Она снова попыталась приблизиться к нему, коснуться его руки, но он шагнул в сторону. Он смотрел на нее, и она была ему неприятна — и физически и духовно: в ней, казалось, воплотилось все, что он с трудом мог выносить в людях. От былого обаяния не осталось и следа, чары развеялись. Ему нужна была теперь женщина совсем иного типа, иного склада ума, а главное, главное — ему нужна была молодость, легкокрылая молодость, воплощенная в облике Беренис Флеминг. Ему было жаль Эйлин, но другое чувство господствовало в нем, заглушая голос сострадания, подобно тому, как рев бури и яростный грохот волн заглушают далекий жалобный сигнал гибнущего судна.
— Ты не понимаешь. Эйлин, — сказал Каупервуд. — Я ничего не властен изменить. Моя любовь к тебе умерла. Я не могу возродить ее. Не могу заставить себя любить. Рад бы, да не могу. Ты должна это понять. Не все зависит от нашей воли.
Он посмотрел на нее, и взгляд его не смягчился. Эйлин прочла в его глазах холодную, беспощадную решимость: перед ней был рассудочный делец, коммерсант, хищник, человек с каменной душой. Она поняла, что доступ к его сердцу закрыт для нее навеки, и страх, гнев, бешенство, отчаяние охватили ее; на мгновение она словно лишилась рассудка.
— О Фрэнк, не говори так! Не говори! — крикнула она, не помня себя. — Прошу тебя, молю — не говори так! Ты можешь еще полюбить меня опять, немножко, если только… если только сам будешь в это верить. Разве ты не понимаешь, каково мне? Разве ты не видишь, как я страдаю?
Она упала перед Каупервудом на колени и обхватила его руками.
— Фрэнк! Фрэнк! О Фрэнк! — восклицала она, заливаясь слезами. — Я этого не переживу, нет, нет — я не могу этого вынести, Фрэнк!
— Эйлин, возьми себя в руки, — сказал Каупервуд. — Все это ни к чему. Я не могу обманывать себя и не хочу лгать тебе. Жизнь слишком коротка. Что случилось — то случилось. Если бы я мог сказать тебе, что я тебя люблю, и сам поверить в это, я бы так и сделал. Но я не могу. Я не люблю тебя. Зачем же я буду тебя обманывать?

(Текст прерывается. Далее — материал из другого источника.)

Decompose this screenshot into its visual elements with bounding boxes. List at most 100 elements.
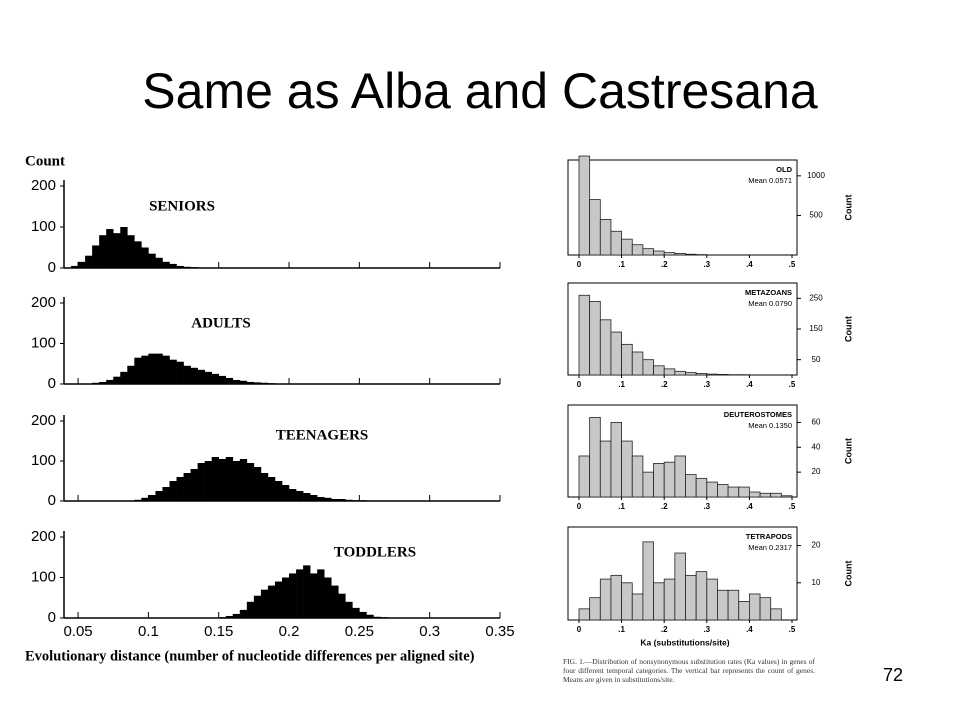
bar	[610, 331, 623, 376]
bar	[296, 491, 304, 501]
y-tick-label: 10	[812, 578, 821, 587]
bar	[717, 484, 729, 498]
bar	[99, 381, 107, 384]
y-tick-label: 100	[31, 452, 56, 469]
bar	[685, 372, 697, 376]
panel-label: TODDLERS	[334, 544, 416, 560]
x-tick-label: 0.2	[279, 623, 300, 640]
y-tick-label: 500	[809, 211, 823, 220]
bar	[578, 294, 591, 376]
bar	[183, 365, 191, 384]
bar	[578, 155, 591, 256]
bar	[331, 499, 339, 501]
bar	[695, 571, 708, 621]
bar	[685, 574, 697, 621]
x-tick-label: .3	[703, 260, 710, 269]
x-tick-label: .5	[789, 260, 796, 269]
bar	[141, 497, 149, 501]
x-tick-label: .2	[661, 625, 668, 634]
bar	[303, 565, 311, 618]
bar	[169, 481, 177, 501]
bar	[589, 417, 601, 498]
panel-label: ADULTS	[191, 315, 250, 331]
y-axis-label: Count	[843, 195, 853, 221]
y-tick-label: 250	[809, 293, 823, 302]
bar	[120, 371, 128, 384]
bar	[253, 382, 262, 384]
bar	[674, 552, 686, 621]
bar	[176, 265, 184, 268]
x-tick-label: 0	[577, 625, 582, 634]
bar	[239, 459, 248, 501]
y-tick-label: 50	[812, 355, 821, 364]
y-tick-label: 200	[31, 528, 56, 545]
bar	[589, 300, 601, 376]
bar	[727, 486, 740, 498]
bar	[310, 495, 318, 501]
y-tick-label: 100	[31, 334, 56, 351]
bar	[366, 614, 374, 618]
x-tick-label: .2	[661, 502, 668, 511]
y-tick-label: 40	[812, 442, 821, 451]
panel-label: METAZOANS	[745, 288, 792, 297]
bar	[663, 578, 676, 621]
bar	[695, 477, 708, 498]
bar	[232, 461, 241, 501]
bar	[663, 461, 676, 498]
bar	[685, 474, 697, 498]
y-tick-label: 200	[31, 294, 56, 311]
bar	[141, 247, 149, 268]
bar	[780, 495, 793, 498]
bar	[695, 373, 708, 376]
bar	[642, 248, 654, 256]
x-tick-label: .5	[789, 380, 796, 389]
bar	[99, 235, 107, 268]
y-axis-label: Count	[843, 316, 853, 342]
panel-label: DEUTEROSTOMES	[724, 410, 792, 419]
bar	[317, 497, 325, 501]
y-tick-label: 0	[48, 375, 56, 392]
x-tick-label: .3	[703, 502, 710, 511]
bar	[162, 487, 170, 501]
bar	[176, 361, 184, 384]
bar	[749, 491, 761, 498]
bar	[197, 463, 205, 501]
bar	[134, 241, 142, 268]
panel-label: SENIORS	[149, 198, 215, 214]
bar	[282, 485, 290, 501]
bar	[148, 353, 156, 384]
bar	[239, 380, 248, 384]
bar	[345, 601, 353, 618]
y-tick-label: 20	[812, 467, 821, 476]
x-axis-label: Ka (substitutions/site)	[640, 637, 729, 647]
bar	[578, 608, 591, 621]
y-tick-label: 60	[812, 418, 821, 427]
bar	[642, 541, 654, 621]
bar	[770, 608, 782, 621]
bar	[310, 573, 318, 618]
bar	[674, 370, 686, 376]
bar	[631, 593, 644, 621]
x-tick-label: .5	[789, 625, 796, 634]
bar	[749, 593, 761, 621]
bar	[653, 582, 665, 621]
panel-label: TEENAGERS	[276, 427, 369, 443]
x-tick-label: .4	[746, 502, 753, 511]
bar	[211, 457, 220, 501]
bar	[653, 463, 665, 498]
bar	[642, 359, 654, 376]
x-tick-label: .4	[746, 260, 753, 269]
bar	[239, 609, 248, 618]
bar	[232, 379, 241, 384]
bar	[338, 593, 346, 618]
y-axis-label: Count	[843, 438, 853, 464]
bar	[155, 257, 163, 268]
bar	[197, 369, 205, 384]
bar	[610, 422, 623, 498]
x-tick-label: 0.3	[419, 623, 440, 640]
bar	[653, 365, 665, 376]
bar	[578, 455, 591, 498]
x-tick-label: .2	[661, 260, 668, 269]
bar	[631, 244, 644, 256]
bar	[599, 319, 612, 376]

Эйлин в душе все еще оставалась немного ребенком — избалованным, взбалмошным, капризным; вместе с тем она была отчасти и актрисой — любила преувеличения, позу. Но прежде всего она была женщиной, способной чувствовать глубоко, переживать страстно, действовать безрассудно, очертя голову. Услыхав слова Каупервуда, поняв, что он твердо решил бросить ее, об» речь на одиночество, она вне себя от отчаяния стала молить его не покидать ее совсем. Она готова делить его с другой. Ведь мирилась же она со Стефани Плейто, с Флоренс Кокрейн, с Сесили Хейгенин, с миссис Хэнд — со всеми, в сущности, кто был у него после Риты Сольберг… Она никогда не будет ему мешать. Она не следила за ним, вовсе нет, просто случайно встретила его с Беренис Флеминг… Конечно, Беренис красива, она это признает, но ведь она тоже еще хороша, пусть не так, как раньше, но все же… Разве он не может найти и для нее местечко в своей жизни? И для Беренис и для нее, для обеих?
При виде такого унижения и малодушия Каупервуд почувствовал горечь, отвращение, доходившее до тошноты… ему было и больно за Эйлин и противно. Ну что тут скажешь? Как убедить ее? Как заставить понять?
— Я бы хотел, чтобы это было возможно, Эйлин, — сказал он, наконец, с усилием, — но, к сожалению, это немыслимо.
Эйлин вскочила на ноги. Она посмотрела на него в упор красными, воспаленными глазами; слезы ее высохли.
— Значит, ты совсем не любишь меня? Совсем, совсем?
— Нет, Эйлин, не люблю. Я не хочу сказать, что ты мне неприятна. Я не отрицаю, что ты по-своему очень привлекательна, и не думай, что я не сочувствую тебе. Но я не люблю тебя. Я не могу тебя любить. Тех чувств, какие были у меня к тебе когда-то, больше нет и быть не может.
Эйлин молчала в растерянности, не зная, что делать, что сказать; лицо ее побелело, приобрело какую-то необычную одухотворенность. Боль, ярость, отчаяние раздирали ее душу, но, словно скорпион в кольце огня, она сумела обратить их только против самой себя. Будь проклята эта жизнь! Все уходит, и остаешься одна, совсем одна, стареть в одиночестве. Любовь ушла, и ничего нет! Ничего, ничего, пустота!